I lost two of my cats this year. Cammie and Raleigh both died on May 15th. I am grateful for the time they were with me, and I am grateful for what they taught me.
Cammie lost her sight a year before her death; almost exactly a year. She had a stroke and, while she recovered to a great extent, she was blinded by the attack. My princess then showed me how well a sightless cat can adapt to her world, and how she can still enjoy it. She learned very swiftly to climb the stairs that were provided for her, and continued to repose on the bed as she had previously. It was there she would lie on my chest and purr. She learned to find the windows in her darkness, and breathed in deeply the scents that the invisible world brought to her. Blind cats can enjoy life, if we help them, and can live fully and happily.
Raleigh had FIV, which, I think, hastened his demise.
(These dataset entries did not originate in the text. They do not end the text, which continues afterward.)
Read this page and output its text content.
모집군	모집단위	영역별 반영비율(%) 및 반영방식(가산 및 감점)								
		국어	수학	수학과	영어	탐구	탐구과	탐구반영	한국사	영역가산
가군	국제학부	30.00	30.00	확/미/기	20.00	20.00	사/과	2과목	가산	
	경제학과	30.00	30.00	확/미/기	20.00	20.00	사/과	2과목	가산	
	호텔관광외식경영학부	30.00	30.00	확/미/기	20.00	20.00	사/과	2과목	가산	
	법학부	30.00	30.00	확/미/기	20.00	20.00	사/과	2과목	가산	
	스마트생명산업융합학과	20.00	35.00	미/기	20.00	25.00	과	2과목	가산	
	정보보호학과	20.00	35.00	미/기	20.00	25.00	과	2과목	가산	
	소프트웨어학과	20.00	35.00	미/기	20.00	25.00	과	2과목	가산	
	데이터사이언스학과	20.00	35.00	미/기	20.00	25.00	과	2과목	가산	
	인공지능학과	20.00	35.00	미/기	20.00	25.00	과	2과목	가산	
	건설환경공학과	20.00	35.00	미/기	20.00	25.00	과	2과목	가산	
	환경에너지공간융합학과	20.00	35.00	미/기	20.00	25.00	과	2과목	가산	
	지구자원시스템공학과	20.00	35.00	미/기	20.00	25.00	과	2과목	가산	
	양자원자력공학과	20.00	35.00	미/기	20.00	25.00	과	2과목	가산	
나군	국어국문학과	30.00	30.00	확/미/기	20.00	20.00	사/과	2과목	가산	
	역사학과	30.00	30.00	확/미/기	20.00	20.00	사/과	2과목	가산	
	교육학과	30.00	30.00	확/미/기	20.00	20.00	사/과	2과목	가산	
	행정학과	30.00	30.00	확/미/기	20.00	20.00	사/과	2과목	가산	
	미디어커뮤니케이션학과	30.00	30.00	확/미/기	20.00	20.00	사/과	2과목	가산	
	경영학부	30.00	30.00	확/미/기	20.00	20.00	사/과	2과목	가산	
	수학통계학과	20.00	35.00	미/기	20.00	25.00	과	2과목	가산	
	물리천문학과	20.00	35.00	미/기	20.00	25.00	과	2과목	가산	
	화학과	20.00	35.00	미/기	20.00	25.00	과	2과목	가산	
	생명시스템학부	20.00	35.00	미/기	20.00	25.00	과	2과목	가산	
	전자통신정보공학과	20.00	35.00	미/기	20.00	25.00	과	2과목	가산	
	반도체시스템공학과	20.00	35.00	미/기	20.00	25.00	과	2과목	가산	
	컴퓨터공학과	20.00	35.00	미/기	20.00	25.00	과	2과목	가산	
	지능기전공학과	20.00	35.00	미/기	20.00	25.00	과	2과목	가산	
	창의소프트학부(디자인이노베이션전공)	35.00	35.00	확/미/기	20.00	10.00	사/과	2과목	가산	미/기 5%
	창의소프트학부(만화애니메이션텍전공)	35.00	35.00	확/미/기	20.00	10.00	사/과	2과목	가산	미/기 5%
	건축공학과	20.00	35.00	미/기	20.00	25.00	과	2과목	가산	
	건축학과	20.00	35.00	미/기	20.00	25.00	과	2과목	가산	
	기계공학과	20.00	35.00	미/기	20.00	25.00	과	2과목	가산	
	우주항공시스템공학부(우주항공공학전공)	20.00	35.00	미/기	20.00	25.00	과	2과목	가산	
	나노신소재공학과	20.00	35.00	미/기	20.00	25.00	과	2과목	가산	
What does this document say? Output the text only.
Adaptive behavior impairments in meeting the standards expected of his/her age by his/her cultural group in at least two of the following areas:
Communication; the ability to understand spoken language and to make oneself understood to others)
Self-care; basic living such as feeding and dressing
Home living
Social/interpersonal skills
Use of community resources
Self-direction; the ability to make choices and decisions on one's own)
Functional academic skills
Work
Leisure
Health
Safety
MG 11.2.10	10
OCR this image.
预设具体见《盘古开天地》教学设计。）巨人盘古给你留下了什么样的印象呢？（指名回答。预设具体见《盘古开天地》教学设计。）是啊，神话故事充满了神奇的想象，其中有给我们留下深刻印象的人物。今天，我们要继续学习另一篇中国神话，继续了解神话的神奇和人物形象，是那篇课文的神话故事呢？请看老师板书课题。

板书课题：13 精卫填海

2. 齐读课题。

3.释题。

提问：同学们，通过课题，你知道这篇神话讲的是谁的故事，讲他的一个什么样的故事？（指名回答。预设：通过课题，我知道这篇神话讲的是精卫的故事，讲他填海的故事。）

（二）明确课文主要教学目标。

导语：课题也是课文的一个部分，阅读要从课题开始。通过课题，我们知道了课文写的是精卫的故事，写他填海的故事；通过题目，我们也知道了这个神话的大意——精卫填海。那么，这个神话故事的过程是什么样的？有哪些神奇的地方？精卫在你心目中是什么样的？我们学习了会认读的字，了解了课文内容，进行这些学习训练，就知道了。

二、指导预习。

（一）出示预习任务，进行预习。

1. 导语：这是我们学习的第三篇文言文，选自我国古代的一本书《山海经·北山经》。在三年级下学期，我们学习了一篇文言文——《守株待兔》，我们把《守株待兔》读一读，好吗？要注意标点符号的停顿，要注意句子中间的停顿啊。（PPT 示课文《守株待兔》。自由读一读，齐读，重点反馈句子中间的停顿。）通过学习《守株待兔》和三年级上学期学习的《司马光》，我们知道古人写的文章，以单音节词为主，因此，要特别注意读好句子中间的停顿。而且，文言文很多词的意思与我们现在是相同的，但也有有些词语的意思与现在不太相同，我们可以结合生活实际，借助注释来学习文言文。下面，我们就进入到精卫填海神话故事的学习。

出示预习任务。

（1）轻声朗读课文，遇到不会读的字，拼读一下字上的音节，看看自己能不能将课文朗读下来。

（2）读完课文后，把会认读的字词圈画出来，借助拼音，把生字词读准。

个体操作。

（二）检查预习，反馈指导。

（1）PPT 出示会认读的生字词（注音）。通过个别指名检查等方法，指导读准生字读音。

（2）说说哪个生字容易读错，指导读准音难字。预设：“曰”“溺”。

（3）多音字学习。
But cats don’t know about such a sentence of death; if they did, they probably wouldn’t care. Peachy enjoyed his life, too, while he could. I recall him scratching at the corner of wooden furniture when he was hungry. And he would crouch as if still eating when I took his empty bowl away; if he remained hungry, he would quickly sit upright, with a short trill, when I brought his re-charged bowl to him. Raleigh was with me twenty-one months, and I don’t regret giving him a home. No one should be afraid of adopting cats who might not live long: you will very likely give them the best time of their lives – and they may give you yours.
These are my reasons for gratitude this Thanksgiving Day. If I could have more, I could certainly have fewer, so I am well pleased.